I realise I have written little in this blog that does not touch on death in some way or other. I have written less of love. Probably I write of death as one preparing for that moment of truth. I write myself toward it and around it as one not yet in it. The pursuit, neither morbid nor frivolous, is the necessary (if deplorable) corollary of growing up. If I write little of love it is because I dwell within it and have done all my days. But the third day of December arrives every year and it reminds me.
Here then, conceived on December 3 2017, is a love story.
My wife is married to a pleasant enough man.

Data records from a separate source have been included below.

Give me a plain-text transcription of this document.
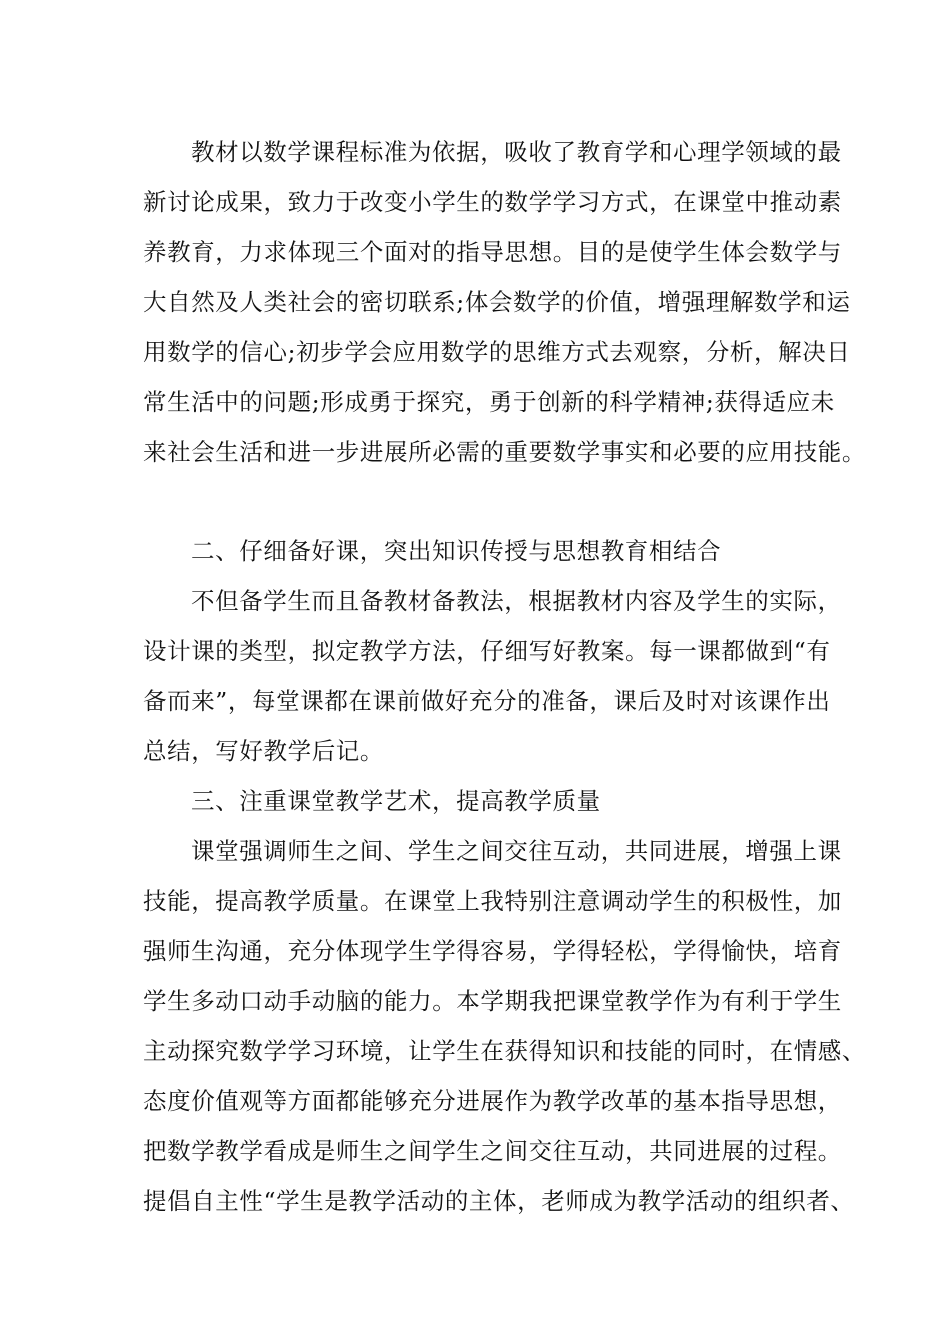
教材以数学课程标准为依据，吸收了教育学和心理学领域的最
新讨论成果，致力于改变小学生的数学学习方式，在课堂中推动素
养教育，力求体现三个面对的指导思想。目的是使学生体会数学与
大自然及人类社会的密切联系;体会数学的价值，增强理解数学和运
用数学的信心;初步学会应用数学的思维方式去观察，分析，解决日
常生活中的问题;形成勇于探究，勇于创新的科学精神;获得适应未
来社会生活和进一步进展所必需的重要数学事实和必要的应用技能。
二、仔细备好课，突出知识传授与思想教育相结合
不但备学生而且备教材备教法，根据教材内容及学生的实际，
设计课的类型，拟定教学方法，仔细写好教案。每一课都做到“有
备而来”，每堂课都在课前做好充分的准备，课后及时对该课作出
总结，写好教学后记。
三、注重课堂教学艺术，提高教学质量
课堂强调师生之间、学生之间交往互动，共同进展，增强上课
技能，提高教学质量。在课堂上我特别注意调动学生的积极性，加
强师生沟通，充分体现学生学得容易，学得轻松，学得愉快，培育
学生多动口动手动脑的能力。本学期我把课堂教学作为有利于学生
主动探究数学学习环境，让学生在获得知识和技能的同时，在情感、
态度价值观等方面都能够充分进展作为教学改革的基本指导思想，
把数学教学看成是师生之间学生之间交往互动，共同进展的过程。
提倡自主性“学生是教学活动的主体，老师成为教学活动的组织者、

I’ve known him for a long time, and although I admire him generously, yet I concede he is not perfect. My wife has put up with imperfection, with hopes incompletely realised for 48 years. On December 3 this year she gave her spouse a card, upon which the following words appeared:
This is my wish for you…
Comfort on difficult days,
Smiles when sadness intrudes,
Rainbows to follow the clouds,
Laughter to kiss your lips,
Sunsets to warm your heart,
Hugs when spirits sag,
Beauty for your eyes to see,
Friendships to brighten your being,
Faith so you can believe,
Confidence for when you doubt,
Courage to know yourself,
Patience to accept the truth,
Love to complete your life.
Better than the average Hallmark homily, I thought. And indeed the name I read beneath these lines was Ralph Waldo Emerson.
But the platitudes of the great philosopher were not penned by my wife. I opened the card and read her handwritten message.
I won’t share those words beyond this: my wife commanded herself to love me for a further 48 years. I did a little weep for joy and for thanksgiving. And the words remained in me, resonating, lighting the damp and darkened world about me. We drove to the country to lunch as the guests of our recently widowed friend. Aged in her mid-nineties, our host prepared our meal with dogged independence and perfect accuracy. We sat in her sylvan retreat and we shared her sorrow. For the first time in our long friendship our host’s beloved was absent. Only love abided.
Outside the window the green world was soaked by unseasonable rains. Behind and above the green the world was grey. Suddenly my wife started: ‘Look!’ she said. I turned and looked and there, a glory of gold and green, sat a king parrot, nibbling the widow’s birdseed.
Love lit my night. I recited my morning prayers and read the Shema with its credo. Immediately following the words of that key formula of faith was a concrete Commandment. And the command was love.
I opened the novel* that my men’s book club will discuss tonight. The editor wrote: If the novel can be said to have one central idea, it is surely of love, the many forms love takes…’a passion neither of the mind nor of the heart… a force that comprehends them both.’